Le projet final comporte 284 logements allant du studio au 5 pièces, avec une majorité de trois et de quatre pièces. Dans les bâtiments B et D (les plus hauts), les appartements sont des duplex de type F3 ou F4 desservis tous les deux étages par des coursives situées sur la façade nord. Dans les bâtiments A et C qui comportent 3 étages, les appartements sont sur un seul niveau, desservis par des cage d’escalier. Dérogeant au modèle corbuséen de la rue intérieure, la grande majorité des appartements sont donc desservis par des coursives, à l’évidence pour des raisons économiques, mais l’emploi de coursives était courant à l’époque (cf. les immeubles de Jean de Mailly à Sedan et à Toulon notamment).

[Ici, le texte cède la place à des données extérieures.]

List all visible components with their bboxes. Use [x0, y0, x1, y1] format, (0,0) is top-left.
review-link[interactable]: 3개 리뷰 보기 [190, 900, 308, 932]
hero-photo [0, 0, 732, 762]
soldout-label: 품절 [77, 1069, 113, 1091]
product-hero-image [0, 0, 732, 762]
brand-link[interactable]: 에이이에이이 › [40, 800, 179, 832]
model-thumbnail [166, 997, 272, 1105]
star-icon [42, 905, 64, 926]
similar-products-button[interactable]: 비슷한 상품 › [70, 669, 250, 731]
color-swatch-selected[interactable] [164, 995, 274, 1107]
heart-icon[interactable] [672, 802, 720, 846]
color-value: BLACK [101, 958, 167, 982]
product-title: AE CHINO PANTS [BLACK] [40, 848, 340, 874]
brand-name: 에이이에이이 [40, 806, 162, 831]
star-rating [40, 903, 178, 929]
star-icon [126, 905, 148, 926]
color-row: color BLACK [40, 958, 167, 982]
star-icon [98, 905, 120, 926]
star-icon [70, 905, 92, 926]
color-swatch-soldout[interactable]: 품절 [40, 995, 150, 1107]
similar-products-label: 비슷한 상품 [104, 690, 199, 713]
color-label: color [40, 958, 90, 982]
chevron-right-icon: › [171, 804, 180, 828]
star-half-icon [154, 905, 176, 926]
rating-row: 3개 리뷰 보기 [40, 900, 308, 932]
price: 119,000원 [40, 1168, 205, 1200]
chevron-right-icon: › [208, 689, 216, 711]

Les compteurs d’eau, de gaz et d’électricité sont accessibles de l’extérieur. Les salles de bain sont livrées toutes équipées, comprenant une baignoire sabot, un lavabo et un accumulateur d’eau chaude. La cuisine est livrée équipée d’une table de travail avec un évier inoxydable, un garde-manger et un placard double face accessible du séjour.
Bénéficiant d’une double exposition, donc d’une bonne ventilation.
1 : Coursive. 2. Entrée 3. Cuisine 4. Séjour 5. Chambre 6. Salle de bain 7. Toilettes 8. Débarras
On peut lire sur le site Algérie Focus, le témoignage suivant : « l’Aéro-Habitat n’est pas seulement une cité, mais un village, qui s’est malheureusement éteint au fil des années.
Si les nombreux habitants de cet immeuble lui permettent de conserver son identité, ce qui faisait la particularité de cette habitation s’efface petit à petit.
Moins de commerces, des façades qui ternissent, des recoins abandonnés et grignotés par le temps, le charme de la cité s’estompe au grand regret des propriétaires et locataires.
Et pourtant ces quatre tours de béton sont au cœur de l’urbanisme algérien et sans aucun doute l’un des quartiers les plus réputés de la Capitale.
Désormais l’immeuble est moins animé mais a trouvé d’autres ressources. Sa place centrale dans Alger, lui permet de générer des revenus grâce à ses panneaux publicitaires géants qui sont loués à des marques ou encore aux antennes relais d’opérateurs téléphoniques mis en place sur le toit.
« Les appartements souffrent de plus en plus de problèmes d’étanchéité, les fuites d’eau sont courantes. Le gaz et l’électricité présentent également quelques failles, à cause du temps. De telle sorte qu’un important incendie s’était déclenché il y a quelques mois dans la cage d’escaliers.»
La façade est couverte d’assiettes paraboliques et le bâti vieillit. L’État algérien n’a visiblement toujours pas pris, ou voulu prendre, la mesure de la valeur patrimoniale des édifices remarquables construits par la France avant 1962. L’état de l’unité résidentielle Aéro-Habitat en est malheureusement un triste exemple.
Cela est d’autant plus regrettable que Le Corbusier a été profondément marqué dès 1911 par sa découverte de la Casbah et les cités de la vallée du M’Zab. Pourtant l’Algérie aurait les moyens financiers pour protéger ce patrimoine, ou du moins, sensibiliser les populations à le préserver. Heureusement que l’association des résidents fait le maximum avec ses maigres ressources.